Mikhail Khodorkovsky, once Russia's richest man as head of oil giant Yukos, spent 10 years in custody for tax evasion and theft after funding opposition parties.
After asking for clemency because of his mother's serious illness, the fierce critic of the Kremlin was freed suddenly after being given a pardon by President Vladimir Putin.
He was flown to Germany where he announced he would stay out of politics and would not return to Russia unless he was sure he could leave again.
Analysts have suggested that Khodorkovsky was singled out by Mr Putin when he came to power in 2000 as president and set about breaking the hold of the much-loathed oligarchs who had flourished under his predecessor, Boris Yeltsin.
Whatever his influence in business circles, he was never a popular figure with the Russian public, who identified him with the country's chaotic move to a market economy in the 1990s, when tens of millions were left impoverished.
Supporters of Khodorkovsky, 50, seek to portray him as the victim of a gross miscarriage of justice.
Khodorkovsky had made his fortune - estimated by Forbes magazine to be more than $15bn (£9.72bn) - from the controversial privatisation of Soviet state assets.

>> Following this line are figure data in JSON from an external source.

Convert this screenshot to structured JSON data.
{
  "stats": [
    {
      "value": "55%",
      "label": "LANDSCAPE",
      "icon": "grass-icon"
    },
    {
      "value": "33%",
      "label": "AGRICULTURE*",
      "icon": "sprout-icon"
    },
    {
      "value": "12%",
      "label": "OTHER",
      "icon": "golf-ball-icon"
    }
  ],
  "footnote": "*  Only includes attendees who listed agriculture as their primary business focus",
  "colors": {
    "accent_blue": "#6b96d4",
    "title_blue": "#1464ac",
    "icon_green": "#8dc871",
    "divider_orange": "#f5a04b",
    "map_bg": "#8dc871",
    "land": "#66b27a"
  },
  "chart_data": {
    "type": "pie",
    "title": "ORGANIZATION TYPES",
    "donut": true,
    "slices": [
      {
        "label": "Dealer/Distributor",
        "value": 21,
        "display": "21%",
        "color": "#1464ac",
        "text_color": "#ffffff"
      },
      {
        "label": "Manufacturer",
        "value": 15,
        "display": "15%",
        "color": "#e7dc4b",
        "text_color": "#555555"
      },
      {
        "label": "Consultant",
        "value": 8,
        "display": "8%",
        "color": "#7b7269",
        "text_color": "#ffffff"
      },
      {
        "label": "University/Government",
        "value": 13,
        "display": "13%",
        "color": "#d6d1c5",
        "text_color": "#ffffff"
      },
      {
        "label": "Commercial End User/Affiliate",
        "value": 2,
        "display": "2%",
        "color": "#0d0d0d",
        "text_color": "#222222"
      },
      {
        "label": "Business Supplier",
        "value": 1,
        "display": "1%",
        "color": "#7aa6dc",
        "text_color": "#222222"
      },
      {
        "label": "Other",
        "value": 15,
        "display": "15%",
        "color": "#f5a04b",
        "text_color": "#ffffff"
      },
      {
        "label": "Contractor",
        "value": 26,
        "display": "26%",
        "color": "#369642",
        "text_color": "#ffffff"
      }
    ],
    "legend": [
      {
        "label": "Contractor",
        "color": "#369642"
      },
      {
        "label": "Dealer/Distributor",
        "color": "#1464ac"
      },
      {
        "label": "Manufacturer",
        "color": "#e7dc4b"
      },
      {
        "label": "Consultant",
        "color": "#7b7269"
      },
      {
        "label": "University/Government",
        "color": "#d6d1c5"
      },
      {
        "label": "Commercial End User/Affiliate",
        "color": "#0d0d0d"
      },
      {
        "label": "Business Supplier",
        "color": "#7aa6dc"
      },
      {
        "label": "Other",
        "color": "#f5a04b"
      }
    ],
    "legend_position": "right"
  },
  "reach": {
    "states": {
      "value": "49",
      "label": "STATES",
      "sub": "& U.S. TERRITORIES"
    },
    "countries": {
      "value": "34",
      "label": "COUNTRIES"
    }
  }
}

A native of Moscow and the son of two engineers, he had studied at Mendeleyev Chemistry Institute and began his career as a loyal Soviet-era Communist Party member, running a computer import business under the wing of the party's youth movement (Komsomol) in the 1980s.
In 1987 - four years before the fall of the USSR - he founded what would become Menatep, one of post-Soviet Russia's first private banks.
He made his first millions in the 1990s when the bank acquired massive amounts of shares in companies that were privatised for bargain prices.
Fertiliser firm Apatit was bought in 1994, later becoming the focus of the initial trial against Khodorkovsky and his business partner, Platon Lebedev.
His business empire, prosecutors later claimed, was little short of a gangster operation and Apatit shares were alleged to have been picked up illegally via the use of umbrella companies.
In 1995, Khodorkovsky acquired Yukos at a state auction at the knockdown price of $350m.
It had come close to folding but now Yukos became Russia's second biggest oil company, pumping one in every five barrels the country produced.
It began publishing its accounts to international standards and was soon seen as one of Russia's most transparent, well-run companies with international investors clamouring to own shares.
Khodorkovsky even served as deputy fuel and oil minister during Yeltsin's presidency.
He was first arrested in October 2003 on charges of tax evasion, fraud and embezzlement.
Jailed in 2005 for eight years, he was tried again two years before his release date on further charges of embezzlement and money laundering. He is due for release in August 2014.
His lawyers maintained the charges against him were trumped up, carried out on the orders of senior figures in the Kremlin who objected when his activities strayed into the political arena.
Khodorkovsky had provided funding to nearly all political parties, including the communists, and acquired the rights to publish the prestigious Moskovskiye Novosti newspaper. He also hired a well-known investigative journalist critical of Vladimir Putin.
He had made no secret of his support for the liberal opposition to Mr Putin.
When asked about Khodorkovsky on live television before the second trial verdict was read out, Mr Putin said simply, "a thief should be in jail".
The European Court of Human Rights also criticised the trials yet rejected claims they were politically motivated.
'Hard to stay strong'
Yukos filed for bankruptcy in 2006 while Khodorkovsky was serving his first sentence at a Soviet-era labour camp in the Chita region of eastern Siberia, 4,700km (3,000 miles) east of Moscow.
He was moved in 2011 to a prison camp in Karelia, near the Finnish border.
In August, when his prison sentence was reduced and an early release date was set for 2013, he continued to insist that the cases against him had been fabricated.
In an address to the court by video link, he argued that the judiciary was being manipulated by politicians.
"Whether we are talking about elections or business affairs or even mutual relations in matters of faith, the words 'a criminal case has been initiated' are key," he said.
In an interview for BBC News earlier this year, Khodorkovsky's mother Marina said: "Because our courts are unfair, it is hard to stay strong. But people need to be honest, tell the truth and speak out. They should not be afraid."
After 10 years in custody, and with his business empire gone, it is questionable how much influence Khodorkovsky would have in Russia again, were he ever to return.